Elas estão revoltadas com a morte de uma presidiária dentro da unidade


Detentas do presídio feminino Nilza da Silva Santos, em Campos, fizeram uma rebelião no começo da tarde desta sexta-feira (1º) em protesto contra a morte de uma presidiária de 33 anos dentro da unidade prisional.  As mulheres colocaram fogo em colchões, mas foram repreendidas por agentes da Secretaria de Estado de Administração Penitenciária (SEAP). A mulher, que estaria em regime de Vistoria Periódica ao Lar (VLP), era mãe de oito filhos.

Segundo familiares da detenta, identificada como Cláudia Inês Furtado, a mulher teria passado mal no final da tarde desta quinta-feira (31), mas não foi socorrida, vindo a óbito durante a noite. “Ela passou mal a tarde e foi levada para a inspetoria do presídio. O Hospital Ferreira Machado fica ao lado, mas não a levaram.
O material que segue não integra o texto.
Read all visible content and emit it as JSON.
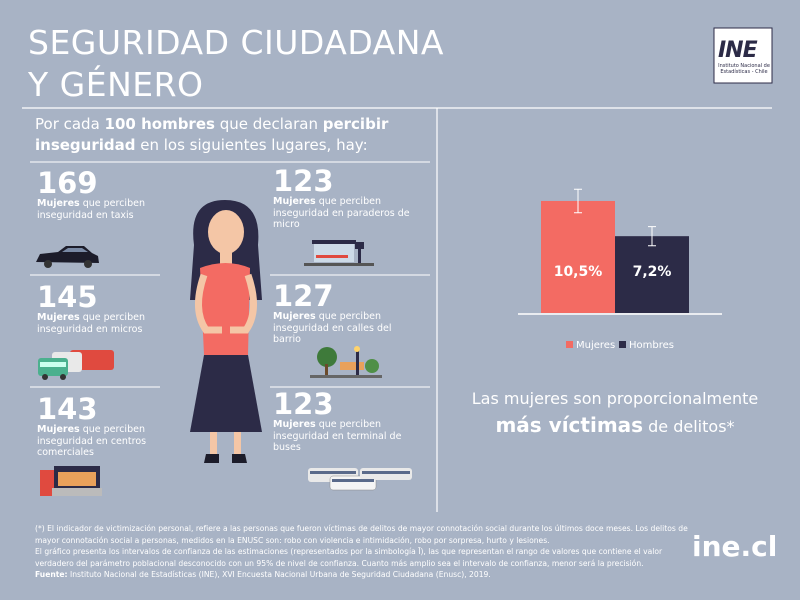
{
  "title": [
    "SEGURIDAD CIUDADANA",
    "Y GÉNERO"
  ],
  "logo": {
    "mark": "INE",
    "text": "Instituto Nacional de Estadísticas - Chile"
  },
  "intro": [
    {
      "text": "Por cada "
    },
    {
      "text": "100 hombres",
      "bold": true
    },
    {
      "text": " que declaran "
    },
    {
      "text": "percibir inseguridad",
      "bold": true
    },
    {
      "text": " en los siguientes lugares, hay:"
    }
  ],
  "items": [
    {
      "value": 169,
      "bold": "Mujeres",
      "text": " que perciben inseguridad en taxis"
    },
    {
      "value": 145,
      "bold": "Mujeres",
      "text": " que perciben inseguridad en micros"
    },
    {
      "value": 143,
      "bold": "Mujeres",
      "text": " que perciben inseguridad en centros comerciales"
    },
    {
      "value": 123,
      "bold": "Mujeres",
      "text": " que perciben inseguridad en paraderos de micro"
    },
    {
      "value": 127,
      "bold": "Mujeres",
      "text": " que perciben inseguridad en calles del barrio"
    },
    {
      "value": 123,
      "bold": "Mujeres",
      "text": " que perciben inseguridad en terminal de buses"
    }
  ],
  "chart_data": {
    "type": "bar",
    "categories": [
      "Mujeres",
      "Hombres"
    ],
    "values": [
      10.5,
      7.2
    ],
    "value_labels": [
      "10,5%",
      "7,2%"
    ],
    "errors": [
      1.1,
      0.9
    ],
    "colors": [
      "#f36b63",
      "#2c2b47"
    ],
    "legend": "bottom"
  },
  "caption": {
    "line1": "Las mujeres son proporcionalmente",
    "bold": "más víctimas",
    "rest": " de delitos*"
  },
  "footnote": {
    "p1": "(*) El indicador de victimización personal, refiere a las personas que fueron víctimas de delitos de mayor connotación social durante los últimos doce meses. Los delitos de mayor connotación social a personas, medidos en la ENUSC son: robo con violencia e intimidación, robo por sorpresa, hurto y lesiones.",
    "p2": "El gráfico presenta los intervalos de confianza de las estimaciones (representados por la simbología Ī), las que representan el rango de valores que contiene el valor verdadero del parámetro poblacional desconocido con un 95% de nivel de confianza. Cuanto más amplio sea el intervalo de confianza, menor será la precisión.",
    "source_label": "Fuente:",
    "source": " Instituto Nacional de Estadísticas (INE), XVI Encuesta Nacional Urbana de Seguridad Ciudadana (Enusc), 2019."
  },
  "site": "ine.cl"
}
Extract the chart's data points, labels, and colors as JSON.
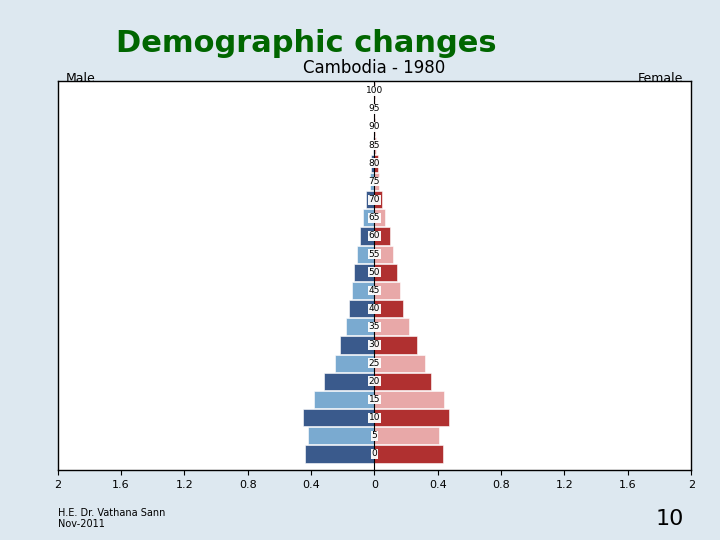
{
  "title": "Cambodia - 1980",
  "male_label": "Male",
  "female_label": "Female",
  "slide_title": "Demographic changes",
  "footer_line1": "H.E. Dr. Vathana Sann",
  "footer_line2": "Nov-2011",
  "slide_number": "10",
  "age_groups": [
    0,
    5,
    10,
    15,
    20,
    25,
    30,
    35,
    40,
    45,
    50,
    55,
    60,
    65,
    70,
    75,
    80,
    85,
    90,
    95,
    100
  ],
  "male_values": [
    0.44,
    0.42,
    0.45,
    0.38,
    0.32,
    0.25,
    0.22,
    0.18,
    0.16,
    0.14,
    0.13,
    0.11,
    0.09,
    0.07,
    0.05,
    0.03,
    0.02,
    0.01,
    0.005,
    0.002,
    0.001
  ],
  "female_values": [
    0.43,
    0.41,
    0.47,
    0.44,
    0.36,
    0.32,
    0.27,
    0.22,
    0.18,
    0.16,
    0.14,
    0.12,
    0.1,
    0.07,
    0.05,
    0.03,
    0.02,
    0.01,
    0.005,
    0.002,
    0.001
  ],
  "male_colors_dark": "#3a5a8c",
  "male_colors_light": "#7aaad0",
  "female_colors_dark": "#b03030",
  "female_colors_light": "#e8a8a8",
  "xlim": 2.0,
  "xtick_positions": [
    -2.0,
    -1.6,
    -1.2,
    -0.8,
    -0.4,
    0.0,
    0.4,
    0.8,
    1.2,
    1.6,
    2.0
  ],
  "xtick_labels": [
    "2",
    "1.6",
    "1.2",
    "0.8",
    "0.4",
    "0",
    "0.4",
    "0.8",
    "1.2",
    "1.6",
    "2"
  ],
  "title_color": "#006600",
  "background_color": "#dde8f0",
  "chart_bg": "#ffffff"
}
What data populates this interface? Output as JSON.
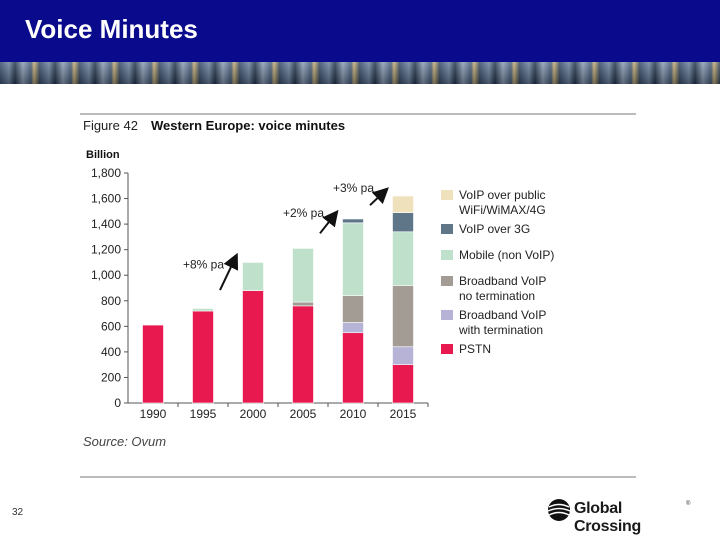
{
  "slide": {
    "title": "Voice Minutes",
    "page_number": "32",
    "logo_text": "Global Crossing",
    "logo_reg": "®"
  },
  "colors": {
    "header": "#0a0a8c",
    "pstn": "#e8194f",
    "bb_with_term": "#b7b3d6",
    "bb_no_term": "#a29c95",
    "mobile": "#bfe0cb",
    "voip_3g": "#5f7689",
    "voip_public": "#efe1bc"
  },
  "chart_data": {
    "type": "bar",
    "stacked": true,
    "title": "Western Europe: voice minutes",
    "figure_label": "Figure 42",
    "ylabel": "Billion",
    "xlabel": "",
    "source": "Source: Ovum",
    "ylim": [
      0,
      1800
    ],
    "yticks": [
      0,
      200,
      400,
      600,
      800,
      "1,000",
      "1,200",
      "1,400",
      "1,600",
      "1,800"
    ],
    "categories": [
      "1990",
      "1995",
      "2000",
      "2005",
      "2010",
      "2015"
    ],
    "series": [
      {
        "name": "PSTN",
        "color": "#e8194f",
        "values": [
          610,
          720,
          880,
          760,
          550,
          300
        ]
      },
      {
        "name": "Broadband VoIP with termination",
        "color": "#b7b3d6",
        "values": [
          0,
          0,
          0,
          0,
          80,
          140
        ]
      },
      {
        "name": "Broadband VoIP no termination",
        "color": "#a29c95",
        "values": [
          0,
          0,
          0,
          30,
          210,
          480
        ]
      },
      {
        "name": "Mobile (non VoIP)",
        "color": "#bfe0cb",
        "values": [
          0,
          20,
          220,
          420,
          570,
          420
        ]
      },
      {
        "name": "VoIP over 3G",
        "color": "#5f7689",
        "values": [
          0,
          0,
          0,
          0,
          30,
          150
        ]
      },
      {
        "name": "VoIP over public WiFi/WiMAX/4G",
        "color": "#efe1bc",
        "values": [
          0,
          0,
          0,
          0,
          0,
          130
        ]
      }
    ],
    "legend": [
      {
        "lines": [
          "VoIP over public",
          "WiFi/WiMAX/4G"
        ],
        "color": "#efe1bc"
      },
      {
        "lines": [
          "VoIP over 3G"
        ],
        "color": "#5f7689"
      },
      {
        "lines": [
          "Mobile (non VoIP)"
        ],
        "color": "#bfe0cb"
      },
      {
        "lines": [
          "Broadband VoIP",
          "no termination"
        ],
        "color": "#a29c95"
      },
      {
        "lines": [
          "Broadband VoIP",
          "with termination"
        ],
        "color": "#b7b3d6"
      },
      {
        "lines": [
          "PSTN"
        ],
        "color": "#e8194f"
      }
    ],
    "annotations": [
      {
        "text": "+8% pa",
        "from_category": "1995"
      },
      {
        "text": "+2% pa",
        "from_category": "2005"
      },
      {
        "text": "+3% pa",
        "from_category": "2010"
      }
    ],
    "legend_position": "right"
  }
}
Quando chegou a noite ela não suportou as dores e morreu”, contou a tia de Cláudia.

Ainda de acordo com a família, Cláudia Inês estava presa há três anos e não sofria nenhum problema de saúde. “Ela não tinha nenhum problema de saúde. Se tivesse levado para o hospital ela estaria viva. Mas, ela não foi a primeira a morrer aqui e nem será a última. Ninguém cuida da saúde das detentas”, afirmou.

Em nota, a Secretaria de Estado de Administração Penitenciária (Seap) informou que nesta quinta-feira (31), a interna Claudia Inês Furtado se sentiu mal no Presídio Nilza da Silva Santos e que a unidade acionou o serviço de emergência, porém a interna chegou a óbito.

A Seap informou ainda que corpo foi encaminhado para o Instituto Médico Legal (IML) e aguarda laudo cadavérico com a causa mortis oficial. O caso foi encaminhado para a Delegacia do Centro e uma sindicância interna foi aberta para apurar os fatos.